“We do have an obligation to educate our children whether vaccinated or unvaccinated and we will not segment our society along those lines.”
So says Education Minister Daryll Matthew amidst growing concerns that – with the November 11deadline approaching for the student vaccine mandate – unjabbed students will be left out in the cold.
The rule stipulates that pupils 12 years and older must had at least one dose of a Covid shot by November 11 or risk losing access to face-to-face learning.
Although, according to Matthew, these students will not be allowed back in the physical classroom, his ministry is presently trying to find ways to ensure that they are reached.
“It may be that we have to ensure that a system is in place for remote learning for those children. I know the Ministry of Education is now finalising plans in terms of how we will reach but I can tell you there will be a significant disadvantage because it is clear that all the experts, all the teachers, all the educators agreed that the best place for children to be is in the classroom,” Matthew said.
Matthew’s comments come on the same day that students across the country returned to schools as part of the ‘tier two’ approach to learning which sees students in the class in a rotation system.
Not only is Matthew refuting any accusations raised about the government not ensuring every child is educated but he also reiterated officials’ stance that vaccine mandates are ultimately in place to protect people.
“The government isn’t mandating vaccines to be taken to poison anyone, as has been accused, or to inconvenience anyone or their livelihoods.
“We simply recognise that collectively we have to protect the society. We can’t be debating two years after about Bill Gates and ‘mark of the beast’ and magnet on your shoulder and all sorts of things.

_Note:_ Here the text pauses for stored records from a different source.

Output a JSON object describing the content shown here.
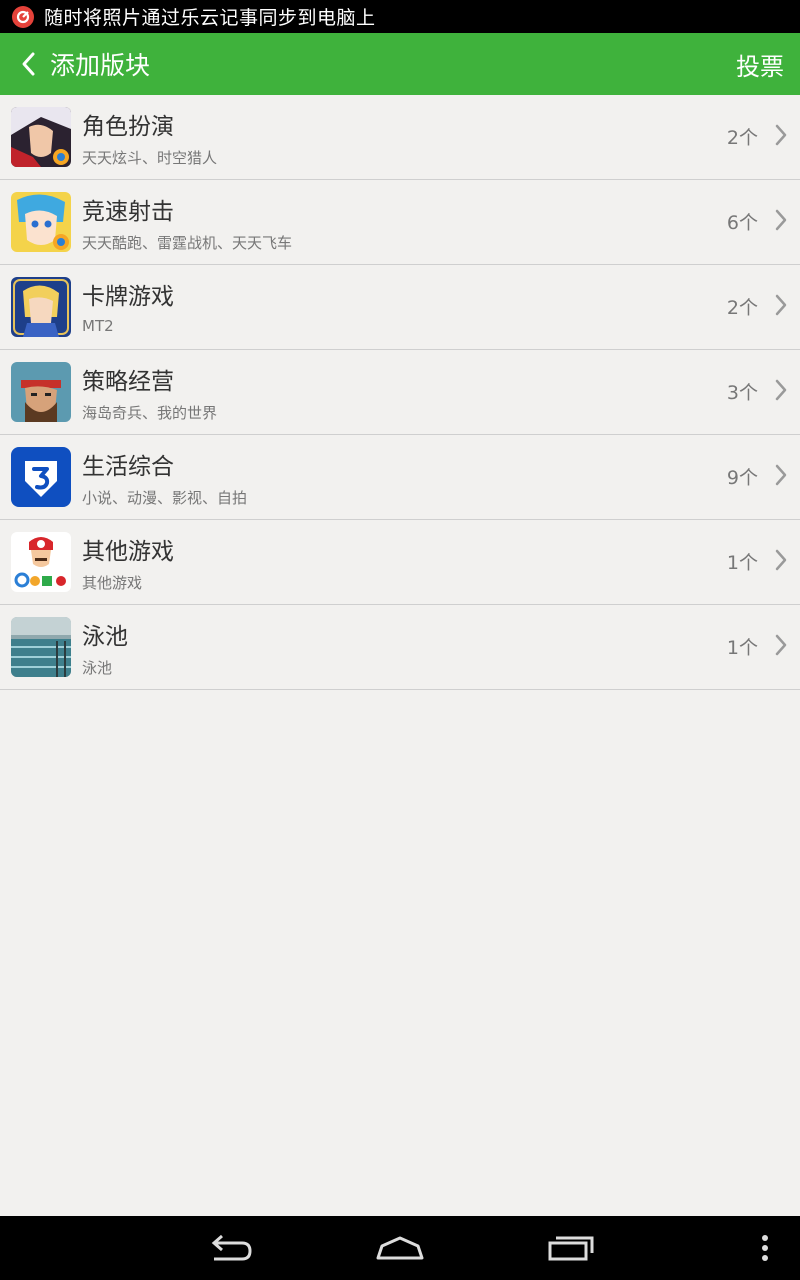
{
  "status_bar": {
    "notification_text": "随时将照片通过乐云记事同步到电脑上",
    "icon": "letv-cloud-icon"
  },
  "action_bar": {
    "title": "添加版块",
    "back_icon": "chevron-left-icon",
    "right_action": "投票",
    "background": "#3fb23c"
  },
  "categories": [
    {
      "title": "角色扮演",
      "subtitle": "天天炫斗、时空猎人",
      "count": "2个",
      "icon": "role-play-game-icon"
    },
    {
      "title": "竞速射击",
      "subtitle": "天天酷跑、雷霆战机、天天飞车",
      "count": "6个",
      "icon": "racing-shooting-game-icon"
    },
    {
      "title": "卡牌游戏",
      "subtitle": "MT2",
      "count": "2个",
      "icon": "card-game-icon"
    },
    {
      "title": "策略经营",
      "subtitle": "海岛奇兵、我的世界",
      "count": "3个",
      "icon": "strategy-game-icon"
    },
    {
      "title": "生活综合",
      "subtitle": "小说、动漫、影视、自拍",
      "count": "9个",
      "icon": "lifestyle-app-icon"
    },
    {
      "title": "其他游戏",
      "subtitle": "其他游戏",
      "count": "1个",
      "icon": "other-games-icon"
    },
    {
      "title": "泳池",
      "subtitle": "泳池",
      "count": "1个",
      "icon": "swimming-pool-icon"
    }
  ],
  "nav_bar": {
    "buttons": [
      "back-icon",
      "home-icon",
      "recent-apps-icon",
      "overflow-menu-icon"
    ]
  }
}
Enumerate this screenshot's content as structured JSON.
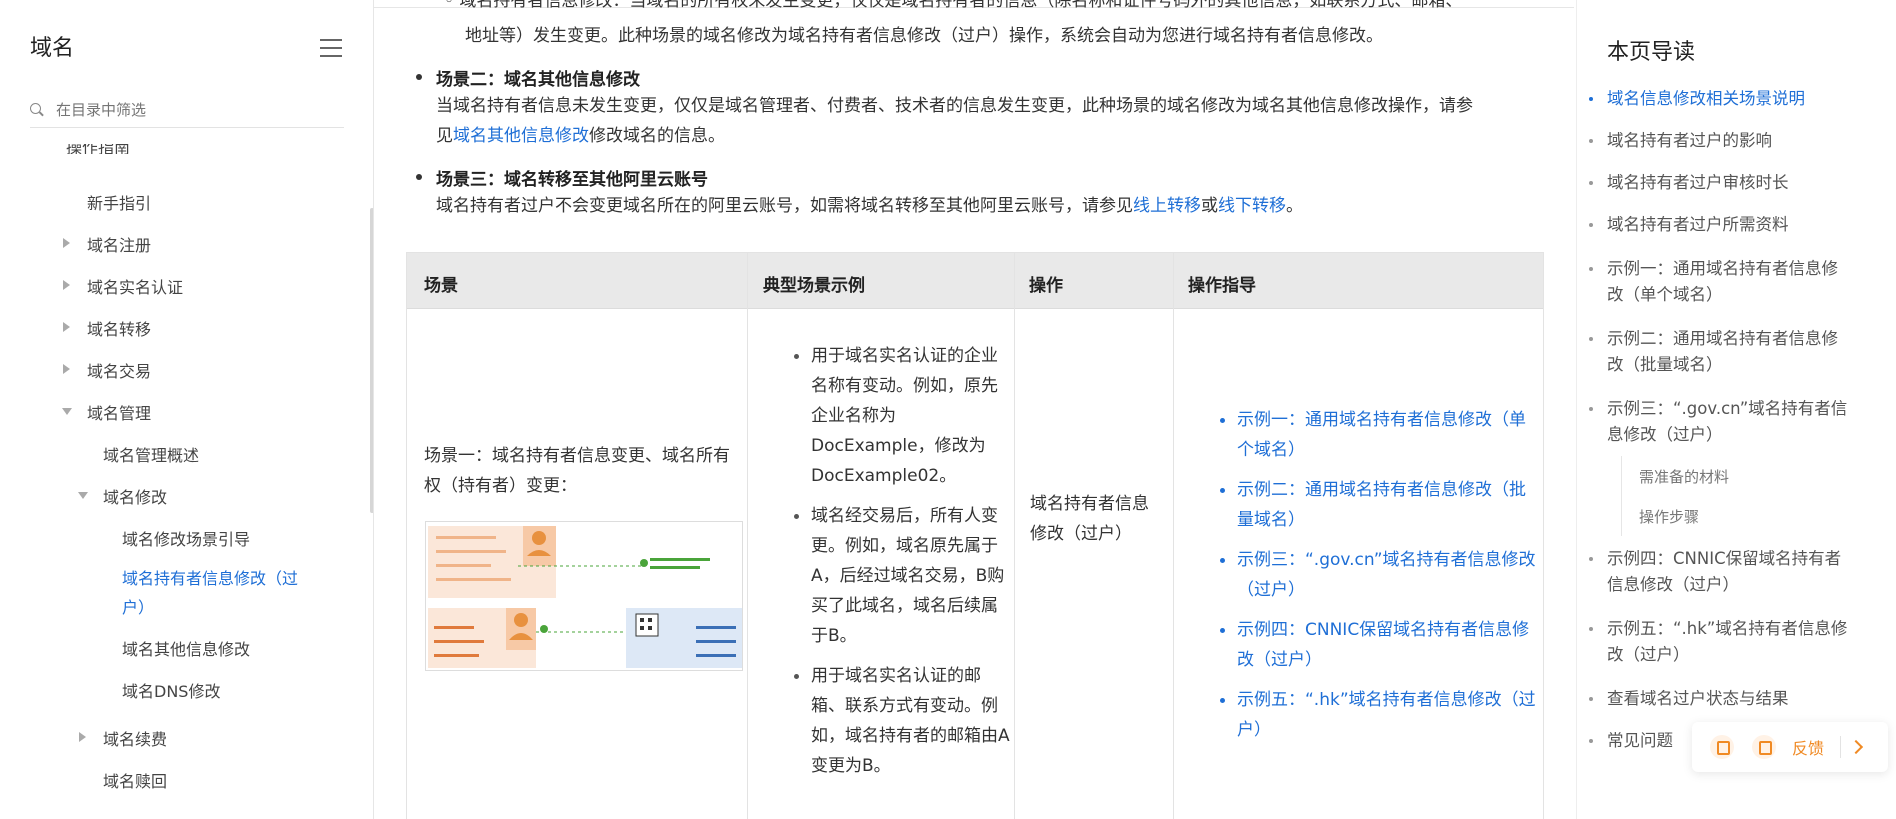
{
  "sidebar": {
    "title": "域名",
    "search_placeholder": "在目录中筛选",
    "items": [
      {
        "label": "操作指南"
      },
      {
        "label": "新手指引"
      },
      {
        "label": "域名注册"
      },
      {
        "label": "域名实名认证"
      },
      {
        "label": "域名转移"
      },
      {
        "label": "域名交易"
      },
      {
        "label": "域名管理"
      },
      {
        "label": "域名管理概述"
      },
      {
        "label": "域名修改"
      },
      {
        "label": "域名修改场景引导"
      },
      {
        "label": "域名持有者信息修改（过户）"
      },
      {
        "label": "域名其他信息修改"
      },
      {
        "label": "域名DNS修改"
      },
      {
        "label": "域名续费"
      },
      {
        "label": "域名赎回"
      }
    ]
  },
  "content": {
    "top_line1": "◦ 域名持有者信息修改：当域名的所有权未发生变更，仅仅是域名持有者的信息（除名称和证件号码外的其他信息，如联系方式、邮箱、",
    "top_line2": "地址等）发生变更。此种场景的域名修改为域名持有者信息修改（过户）操作，系统会自动为您进行域名持有者信息修改。",
    "scene2_title": "场景二：域名其他信息修改",
    "scene2_text1": "当域名持有者信息未发生变更，仅仅是域名管理者、付费者、技术者的信息发生变更，此种场景的域名修改为域名其他信息修改操作，请参",
    "scene2_text2_pre": "见",
    "scene2_link": "域名其他信息修改",
    "scene2_text2_post": "修改域名的信息。",
    "scene3_title": "场景三：域名转移至其他阿里云账号",
    "scene3_text_pre": "域名持有者过户不会变更域名所在的阿里云账号，如需将域名转移至其他阿里云账号，请参见",
    "scene3_link1": "线上转移",
    "scene3_or": "或",
    "scene3_link2": "线下转移",
    "scene3_end": "。"
  },
  "table": {
    "headers": [
      "场景",
      "典型场景示例",
      "操作",
      "操作指导"
    ],
    "scene_text": "场景一：域名持有者信息变更、域名所有权（持有者）变更：",
    "examples": [
      "用于域名实名认证的企业名称有变动。例如，原先企业名称为DocExample，修改为DocExample02。",
      "域名经交易后，所有人变更。例如，域名原先属于A，后经过域名交易，B购买了此域名，域名后续属于B。",
      "用于域名实名认证的邮箱、联系方式有变动。例如，域名持有者的邮箱由A变更为B。"
    ],
    "operation": "域名持有者信息修改（过户）",
    "guides": [
      "示例一：通用域名持有者信息修改（单个域名）",
      "示例二：通用域名持有者信息修改（批量域名）",
      "示例三：“.gov.cn”域名持有者信息修改（过户）",
      "示例四：CNNIC保留域名持有者信息修改（过户）",
      "示例五：“.hk”域名持有者信息修改（过户）"
    ]
  },
  "toc": {
    "title": "本页导读",
    "items": [
      "域名信息修改相关场景说明",
      "域名持有者过户的影响",
      "域名持有者过户审核时长",
      "域名持有者过户所需资料",
      "示例一：通用域名持有者信息修改（单个域名）",
      "示例二：通用域名持有者信息修改（批量域名）",
      "示例三：“.gov.cn”域名持有者信息修改（过户）",
      "需准备的材料",
      "操作步骤",
      "示例四：CNNIC保留域名持有者信息修改（过户）",
      "示例五：“.hk”域名持有者信息修改（过户）",
      "查看域名过户状态与结果",
      "常见问题"
    ]
  },
  "feedback": {
    "label": "反馈"
  },
  "colors": {
    "link": "#1f6fd6",
    "feedback": "#f08a24"
  }
}
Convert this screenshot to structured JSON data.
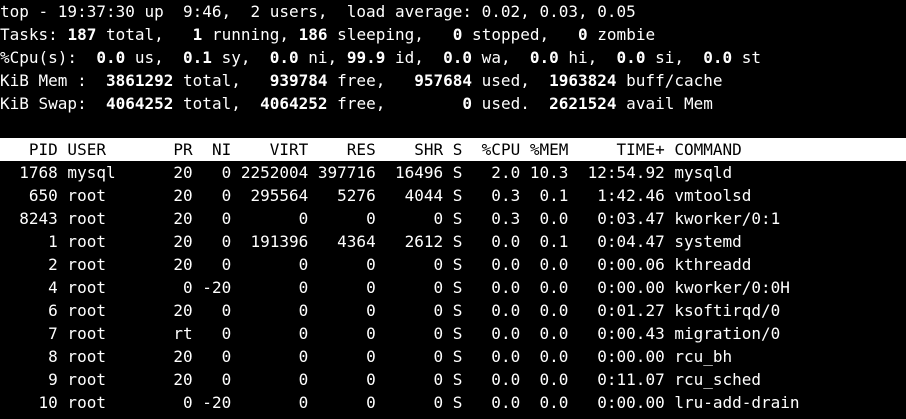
{
  "summary": {
    "l1": {
      "p0": "top - 19:37:30 up  9:46,  2 users,  load average: 0.02, 0.03, 0.05"
    },
    "l2": {
      "prefix": "Tasks: ",
      "total": "187",
      "total_label": " total,   ",
      "running": "1",
      "running_label": " running, ",
      "sleeping": "186",
      "sleeping_label": " sleeping,   ",
      "stopped": "0",
      "stopped_label": " stopped,   ",
      "zombie": "0",
      "zombie_label": " zombie"
    },
    "l3": {
      "prefix": "%Cpu(s):  ",
      "us": "0.0",
      "us_label": " us,  ",
      "sy": "0.1",
      "sy_label": " sy,  ",
      "ni": "0.0",
      "ni_label": " ni, ",
      "id": "99.9",
      "id_label": " id,  ",
      "wa": "0.0",
      "wa_label": " wa,  ",
      "hi": "0.0",
      "hi_label": " hi,  ",
      "si": "0.0",
      "si_label": " si,  ",
      "st": "0.0",
      "st_label": " st"
    },
    "l4": {
      "prefix": "KiB Mem :  ",
      "total": "3861292",
      "total_label": " total,   ",
      "free": "939784",
      "free_label": " free,   ",
      "used": "957684",
      "used_label": " used,  ",
      "cache": "1963824",
      "cache_label": " buff/cache"
    },
    "l5": {
      "prefix": "KiB Swap:  ",
      "total": "4064252",
      "total_label": " total,  ",
      "free": "4064252",
      "free_label": " free,        ",
      "used": "0",
      "used_label": " used.  ",
      "avail": "2621524",
      "avail_label": " avail Mem"
    }
  },
  "table": {
    "headers": {
      "pid": "PID",
      "user": "USER",
      "pr": "PR",
      "ni": "NI",
      "virt": "VIRT",
      "res": "RES",
      "shr": "SHR",
      "s": "S",
      "cpu": "%CPU",
      "mem": "%MEM",
      "time": "TIME+",
      "command": "COMMAND"
    },
    "rows": [
      {
        "pid": "1768",
        "user": "mysql",
        "pr": "20",
        "ni": "0",
        "virt": "2252004",
        "res": "397716",
        "shr": "16496",
        "s": "S",
        "cpu": "2.0",
        "mem": "10.3",
        "time": "12:54.92",
        "command": "mysqld"
      },
      {
        "pid": "650",
        "user": "root",
        "pr": "20",
        "ni": "0",
        "virt": "295564",
        "res": "5276",
        "shr": "4044",
        "s": "S",
        "cpu": "0.3",
        "mem": "0.1",
        "time": "1:42.46",
        "command": "vmtoolsd"
      },
      {
        "pid": "8243",
        "user": "root",
        "pr": "20",
        "ni": "0",
        "virt": "0",
        "res": "0",
        "shr": "0",
        "s": "S",
        "cpu": "0.3",
        "mem": "0.0",
        "time": "0:03.47",
        "command": "kworker/0:1"
      },
      {
        "pid": "1",
        "user": "root",
        "pr": "20",
        "ni": "0",
        "virt": "191396",
        "res": "4364",
        "shr": "2612",
        "s": "S",
        "cpu": "0.0",
        "mem": "0.1",
        "time": "0:04.47",
        "command": "systemd"
      },
      {
        "pid": "2",
        "user": "root",
        "pr": "20",
        "ni": "0",
        "virt": "0",
        "res": "0",
        "shr": "0",
        "s": "S",
        "cpu": "0.0",
        "mem": "0.0",
        "time": "0:00.06",
        "command": "kthreadd"
      },
      {
        "pid": "4",
        "user": "root",
        "pr": "0",
        "ni": "-20",
        "virt": "0",
        "res": "0",
        "shr": "0",
        "s": "S",
        "cpu": "0.0",
        "mem": "0.0",
        "time": "0:00.00",
        "command": "kworker/0:0H"
      },
      {
        "pid": "6",
        "user": "root",
        "pr": "20",
        "ni": "0",
        "virt": "0",
        "res": "0",
        "shr": "0",
        "s": "S",
        "cpu": "0.0",
        "mem": "0.0",
        "time": "0:01.27",
        "command": "ksoftirqd/0"
      },
      {
        "pid": "7",
        "user": "root",
        "pr": "rt",
        "ni": "0",
        "virt": "0",
        "res": "0",
        "shr": "0",
        "s": "S",
        "cpu": "0.0",
        "mem": "0.0",
        "time": "0:00.43",
        "command": "migration/0"
      },
      {
        "pid": "8",
        "user": "root",
        "pr": "20",
        "ni": "0",
        "virt": "0",
        "res": "0",
        "shr": "0",
        "s": "S",
        "cpu": "0.0",
        "mem": "0.0",
        "time": "0:00.00",
        "command": "rcu_bh"
      },
      {
        "pid": "9",
        "user": "root",
        "pr": "20",
        "ni": "0",
        "virt": "0",
        "res": "0",
        "shr": "0",
        "s": "S",
        "cpu": "0.0",
        "mem": "0.0",
        "time": "0:11.07",
        "command": "rcu_sched"
      },
      {
        "pid": "10",
        "user": "root",
        "pr": "0",
        "ni": "-20",
        "virt": "0",
        "res": "0",
        "shr": "0",
        "s": "S",
        "cpu": "0.0",
        "mem": "0.0",
        "time": "0:00.00",
        "command": "lru-add-drain"
      }
    ]
  },
  "colors": {
    "background": "#000000",
    "foreground": "#ffffff",
    "header_bar_bg": "#ffffff",
    "header_bar_fg": "#000000"
  }
}
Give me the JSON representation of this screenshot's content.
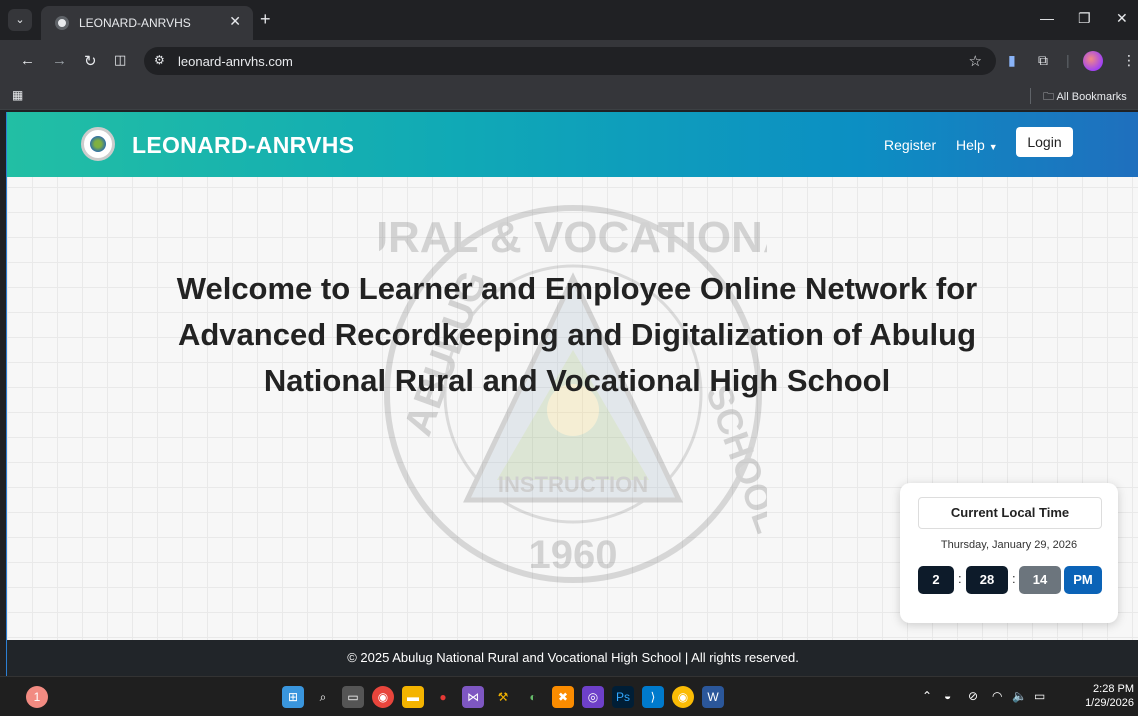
{
  "browser": {
    "tab_title": "LEONARD-ANRVHS",
    "url": "leonard-anrvhs.com",
    "bookmarks_label": "All Bookmarks"
  },
  "site": {
    "brand": "LEONARD-ANRVHS",
    "nav": {
      "register": "Register",
      "help": "Help",
      "login": "Login"
    },
    "hero_title": "Welcome to Learner and Employee Online Network for Advanced Recordkeeping and Digitalization of Abulug National Rural and Vocational High School",
    "watermark": {
      "top_text": "RURAL & VOCATIONAL",
      "left_text": "ABULUG",
      "right_text": "SCHOOL",
      "instruction": "INSTRUCTION",
      "year": "1960"
    },
    "clock": {
      "heading": "Current Local Time",
      "date": "Thursday, January 29, 2026",
      "hours": "2",
      "minutes": "28",
      "seconds": "14",
      "period": "PM"
    },
    "footer": "© 2025 Abulug National Rural and Vocational High School | All rights reserved."
  },
  "taskbar": {
    "time": "2:28 PM",
    "date": "1/29/2026",
    "notification_count": "1"
  },
  "colors": {
    "navbar_start": "#22bfa4",
    "navbar_end": "#1f6fbe",
    "clock_dark": "#0d1b2a",
    "clock_gray": "#6c757d",
    "clock_blue": "#0b63b7",
    "footer_bg": "#212529"
  }
}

“People are dying and we have an obligation as a responsible government to protect lives and livelihoods,” he declared.
The minister of education also believes there is room to improve students’ access to the internet and devices, warning that the country could see the impact of the Covid-19 pandemic on the education system in the years to come.
“On the 17th and 18th of this month I think it is, I will be chairing an Organization of American States (OAS) meeting and that is one of the topics that I have asked to be put on the agenda; the growing gap between the haves and the have nots, as it relates to access of education, because it is a problem that is being felt across the entire hemisphere,” Matthew said.
“So, we are not unique in that aspect because we recognise the households who can afford to have each child in the home have a device, whereas the children who are not so fortunate, they are sharing a phone that a single mother has to use and they’re all trying to log on to Google Classroom on her phone and the cost of internet too.
“So as much as the internet providers have worked along with us to provide zero rates for Google Classroom and so on, if you have one Samsung phone that has to be shared between three children, it is still a disadvantageous position that these students are in,” he added.
Almost 6,000 students of the approximately 8,000 eligible for vaccination, according to the education minister, have been vaccinated so far.